I'm so thrilled to be able to say I made it through yet another year without missing a book or getting behind on my reviews! It's not always easy, but it's great feeling like I accomplished one of my goals for the year.

Another goal I accomplished this year was reading 25 new books! Fortunately, our club books fed 11 of those 25, so the two efforts overlapped a bit. I also read a lot of comic books and at least 4 books that were re-reads (which I didn't count), so all in all, 2015 has been the most reading I've done in a long time!

I don't think I'll increase that goal for next year. I have too many things to get done to be able to read more than I already do, but I think I'll aim for the same goal again. It's 2 books a month, plus one extra. I think I can manage that again.

Speaking of which, please let me know within the next week what your book choices are. That'll help give us a heads up in time for January. But now, on to The Beekeeper's Apprentice...

I probably said this in my reminder post for this month's book, but this book was a present from my friend Adinah who I believe has read this whole series. (Yes, there are more!) This started back in the 90s, I think, and man, I really want to read the rest of them! I was reminded just how good it is!

It's getting too late in the year and I'm too worn out as we head into Christmas to do many pull quotes, but this book has a lot of great lines. I'm impressed by the wit of the author in both writing the dialogue (which really does feel like Sherlock Holmes) and in coming up with mysteries that are captivating, exciting and challenging. I wasn't sure how a different writer would do taking on a beloved and established literary character like Holmes, but again, I think she nailed it.

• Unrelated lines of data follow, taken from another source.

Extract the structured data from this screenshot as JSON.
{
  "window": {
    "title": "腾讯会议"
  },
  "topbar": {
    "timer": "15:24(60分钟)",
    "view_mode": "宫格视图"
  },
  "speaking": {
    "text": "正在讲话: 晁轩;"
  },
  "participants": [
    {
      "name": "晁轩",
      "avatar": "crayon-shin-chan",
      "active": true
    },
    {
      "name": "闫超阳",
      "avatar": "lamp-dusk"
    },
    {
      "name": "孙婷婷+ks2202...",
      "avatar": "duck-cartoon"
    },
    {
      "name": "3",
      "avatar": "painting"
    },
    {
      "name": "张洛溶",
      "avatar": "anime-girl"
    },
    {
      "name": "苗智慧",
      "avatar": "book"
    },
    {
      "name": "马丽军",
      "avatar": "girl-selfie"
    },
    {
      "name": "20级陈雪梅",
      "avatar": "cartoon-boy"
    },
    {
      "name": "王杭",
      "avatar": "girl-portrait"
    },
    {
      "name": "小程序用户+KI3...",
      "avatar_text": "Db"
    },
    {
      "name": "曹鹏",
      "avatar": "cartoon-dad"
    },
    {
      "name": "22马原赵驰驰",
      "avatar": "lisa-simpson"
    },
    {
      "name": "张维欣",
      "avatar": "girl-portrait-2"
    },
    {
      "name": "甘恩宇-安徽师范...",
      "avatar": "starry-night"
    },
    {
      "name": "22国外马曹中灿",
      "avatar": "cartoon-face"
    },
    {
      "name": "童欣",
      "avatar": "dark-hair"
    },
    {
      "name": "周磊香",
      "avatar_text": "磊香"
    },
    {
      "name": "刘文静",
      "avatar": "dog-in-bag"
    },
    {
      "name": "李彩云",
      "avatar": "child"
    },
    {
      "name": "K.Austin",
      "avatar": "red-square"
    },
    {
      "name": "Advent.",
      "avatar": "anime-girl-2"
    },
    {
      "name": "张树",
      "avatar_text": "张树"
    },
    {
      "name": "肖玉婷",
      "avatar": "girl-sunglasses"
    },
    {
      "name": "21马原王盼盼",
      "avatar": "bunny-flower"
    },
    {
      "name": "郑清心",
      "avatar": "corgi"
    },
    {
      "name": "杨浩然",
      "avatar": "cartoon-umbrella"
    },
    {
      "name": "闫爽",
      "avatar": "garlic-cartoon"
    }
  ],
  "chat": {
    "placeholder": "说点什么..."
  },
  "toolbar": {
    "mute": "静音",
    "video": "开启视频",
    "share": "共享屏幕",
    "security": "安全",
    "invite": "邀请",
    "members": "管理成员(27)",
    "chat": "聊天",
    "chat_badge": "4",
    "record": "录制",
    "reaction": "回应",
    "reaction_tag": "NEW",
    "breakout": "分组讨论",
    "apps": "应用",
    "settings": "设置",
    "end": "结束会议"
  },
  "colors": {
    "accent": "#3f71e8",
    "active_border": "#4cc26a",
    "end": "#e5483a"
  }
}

I also initially wondered how I would like the concept of a teenage girl working hand in hand with the Great Detective, but honestly, Mary Russel is written both like a real person and also as a perfect match for him. Someone quick-witted, but also precocious enough to put him in his place where most other people wouldn't. I actually think the entire concept of this series is brilliant, the more I think about it.

And I like that in the process of giving Sherlock a new, young protege, that the author doesn't throw out or discount the value of Watson and what he brings to people like Sherlock Holmes and Mary Russell, who occasionally, I think, just need a hug and a hot cocoa. Whether they want it or not.

I found each case fun, particularly the early one where Mary was still learning how to work cases and use deductive reasoning in a practical sense. And then the one where she rescues Jessica Simpson, although I found that one to be more suspenseful.

The final and most serious case, wherein they find out the identity of their long-time tormentor, is so well written that I felt the tension, the fatigue, the strain along with the characters as they parsed out how to defeat their enemy. I just love everything about this. It's a great mystery, it's light-hearted but also serious, it develops a complex but heartwarming friendship between two unlikely friends (oh, which reminds me that I loved the places where Sherlock felt more human and actually tries to comfort people in the story) ... all in all, it makes me want to be there with them in old London solving cases.

I hope all of you enjoyed it as much as I did both when I read it last year and again this month when I read it a second time for a refresher. I really felt like this would be one everyone could get into. Let me know in the comments below! (But don't be afraid to criticize anything just because I like the book. I want to hear all honest viewpoints!)

What other parts stood out to you that I forgot or didn't have space to mention?